Learn more about hallucinogens at the Go Ask Alice! LSD, PCP, & Other Hallucinogens archives
Prescription drugs are medications prescribed by a health care provider for a specific individual to use. Over-the-counter drugs are legal drugs available without a prescription. Both of these types of medications are intended to be used to treat health issues; however, sometimes they are used improperly, or they are used by someone who did not receive the prescription.
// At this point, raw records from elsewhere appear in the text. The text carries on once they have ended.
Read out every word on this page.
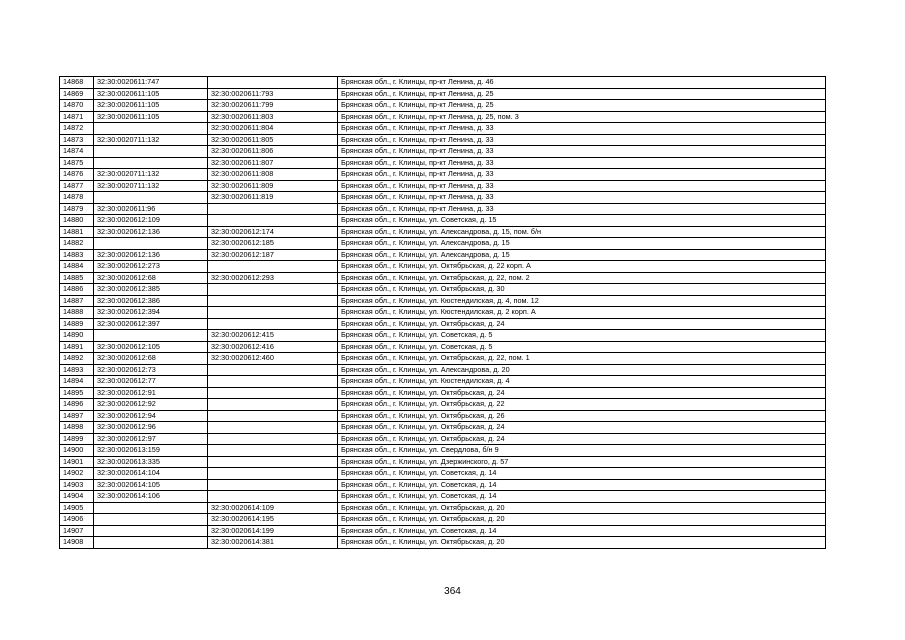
14868	32:30:0020611:747		Брянская обл., г. Клинцы, пр-кт Ленина, д. 46
14869	32:30:0020611:105	32:30:0020611:793	Брянская обл., г. Клинцы, пр-кт Ленина, д. 25
14870	32:30:0020611:105	32:30:0020611:799	Брянская обл., г. Клинцы, пр-кт Ленина, д. 25
14871	32:30:0020611:105	32:30:0020611:803	Брянская обл., г. Клинцы, пр-кт Ленина, д. 25, пом. 3
14872		32:30:0020611:804	Брянская обл., г. Клинцы, пр-кт Ленина, д. 33
14873	32:30:0020711:132	32:30:0020611:805	Брянская обл., г. Клинцы, пр-кт Ленина, д. 33
14874		32:30:0020611:806	Брянская обл., г. Клинцы, пр-кт Ленина, д. 33
14875		32:30:0020611:807	Брянская обл., г. Клинцы, пр-кт Ленина, д. 33
14876	32:30:0020711:132	32:30:0020611:808	Брянская обл., г. Клинцы, пр-кт Ленина, д. 33
14877	32:30:0020711:132	32:30:0020611:809	Брянская обл., г. Клинцы, пр-кт Ленина, д. 33
14878		32:30:0020611:819	Брянская обл., г. Клинцы, пр-кт Ленина, д. 33
14879	32:30:0020611:96		Брянская обл., г. Клинцы, пр-кт Ленина, д. 33
14880	32:30:0020612:109		Брянская обл., г. Клинцы, ул. Советская, д. 15
14881	32:30:0020612:136	32:30:0020612:174	Брянская обл., г. Клинцы, ул. Александрова, д. 15, пом. б/н
14882		32:30:0020612:185	Брянская обл., г. Клинцы, ул. Александрова, д. 15
14883	32:30:0020612:136	32:30:0020612:187	Брянская обл., г. Клинцы, ул. Александрова, д. 15
14884	32:30:0020612:273		Брянская обл., г. Клинцы, ул. Октябрьская, д. 22 корп. А
14885	32:30:0020612:68	32:30:0020612:293	Брянская обл., г. Клинцы, ул. Октябрьская, д. 22, пом. 2
14886	32:30:0020612:385		Брянская обл., г. Клинцы, ул. Октябрьская, д. 30
14887	32:30:0020612:386		Брянская обл., г. Клинцы, ул. Кюстендилская, д. 4, пом. 12
14888	32:30:0020612:394		Брянская обл., г. Клинцы, ул. Кюстендилская, д. 2 корп. А
14889	32:30:0020612:397		Брянская обл., г. Клинцы, ул. Октябрьская, д. 24
14890		32:30:0020612:415	Брянская обл., г. Клинцы, ул. Советская, д. 5
14891	32:30:0020612:105	32:30:0020612:416	Брянская обл., г. Клинцы, ул. Советская, д. 5
14892	32:30:0020612:68	32:30:0020612:460	Брянская обл., г. Клинцы, ул. Октябрьская, д. 22, пом. 1
14893	32:30:0020612:73		Брянская обл., г. Клинцы, ул. Александрова, д. 20
14894	32:30:0020612:77		Брянская обл., г. Клинцы, ул. Кюстендилская, д. 4
14895	32:30:0020612:91		Брянская обл., г. Клинцы, ул. Октябрьская, д. 24
14896	32:30:0020612:92		Брянская обл., г. Клинцы, ул. Октябрьская, д. 22
14897	32:30:0020612:94		Брянская обл., г. Клинцы, ул. Октябрьская, д. 26
14898	32:30:0020612:96		Брянская обл., г. Клинцы, ул. Октябрьская, д. 24
14899	32:30:0020612:97		Брянская обл., г. Клинцы, ул. Октябрьская, д. 24
14900	32:30:0020613:159		Брянская обл., г. Клинцы, ул. Свердлова, б/н 9
14901	32:30:0020613:335		Брянская обл., г. Клинцы, ул. Дзержинского, д. 57
14902	32:30:0020614:104		Брянская обл., г. Клинцы, ул. Советская, д. 14
14903	32:30:0020614:105		Брянская обл., г. Клинцы, ул. Советская, д. 14
14904	32:30:0020614:106		Брянская обл., г. Клинцы, ул. Советская, д. 14
14905		32:30:0020614:109	Брянская обл., г. Клинцы, ул. Октябрьская, д. 20
14906		32:30:0020614:195	Брянская обл., г. Клинцы, ул. Октябрьская, д. 20
14907		32:30:0020614:199	Брянская обл., г. Клинцы, ул. Советская, д. 14
14908		32:30:0020614:381	Брянская обл., г. Клинцы, ул. Октябрьская, д. 20
364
This can lead to many different adverse health issues.
Learn more about prescription and over-the-counter drugs at the Go Ask Alice! Prescription & Over-the-Counter Drugs archives.
Sedatives are substances that slow down the activity of the brain. They are typically prescribed to help with anxiety or sleeping issues. Some have the potential to be addictive or lead to other health issues.
Learn more about sedatives at the Go Ask Alice! Sedatives, Tranquillizers, & Other Depressants archives.
Tobacco is found in many different forms, including cigarettes, e-cigarettes, cigars, pipe tobacco, snuff, and chewing tobacco. All forms of tobacco contain nicotine, a highly addictive stimulant. It is absorbed into the bloodstream when tobacco or nicotine products are chewed, inhaled, or smoked. More than half of students reported never using tobacco products (Data from Columbia University Morningside ACHA-NCHA, Spring 2019).
Interested in Quitting?
Check out our Tobacco Cessation program.
University Guidelines and Policies on Smoking
Columbia Health follows the guidelines and policies set forth in the University Smoking Policy. All students, faculty, and staff are expected to comply with this policy.
Learn more about tobacco at the Go Ask Alice! Cigarettes, Chewing Tobacco, & Other Nicotine archives.
Signs of a Problem with Drugs
There are many signs that indicate addiction to a substance:
- Feeling the need to use the substance regularly to function normally (daily or multiple times a day)
- Using the substance as a stress management or coping mechanism
- Engaging in behaviors normally not undertaken while under the influence of the substance
- Being unable to stop using the substance after trying
- Spending money on the substance, even when there is no money for it
- Making sure some of the substance is always available for use
- Engaging in behaviors normally not undertaken to get the substance (e.g., stealing)
If you are concerned you or a friend has a problem with drug use, consider making an appointment to meet with a BASICS provider at Alice! Health Promotion or a mental health professional at Counseling and Psychological Services.
Campus Guidelines and Policies
Columbia Health follows the guidelines and policies set forth in Essential Policies on alcohol and other drug use. To comply with federal, state, and city laws, and to promote the health and well-being of its community, Columbia has enacted policies on alcohol and drugs. All students, faculty, and staff are expected to comply with these policies.
Also take note of information found in the Columbia Housing Guide to Living, including policies and procedures on alcohol and other drugs, and the Responsible Community Action Policy.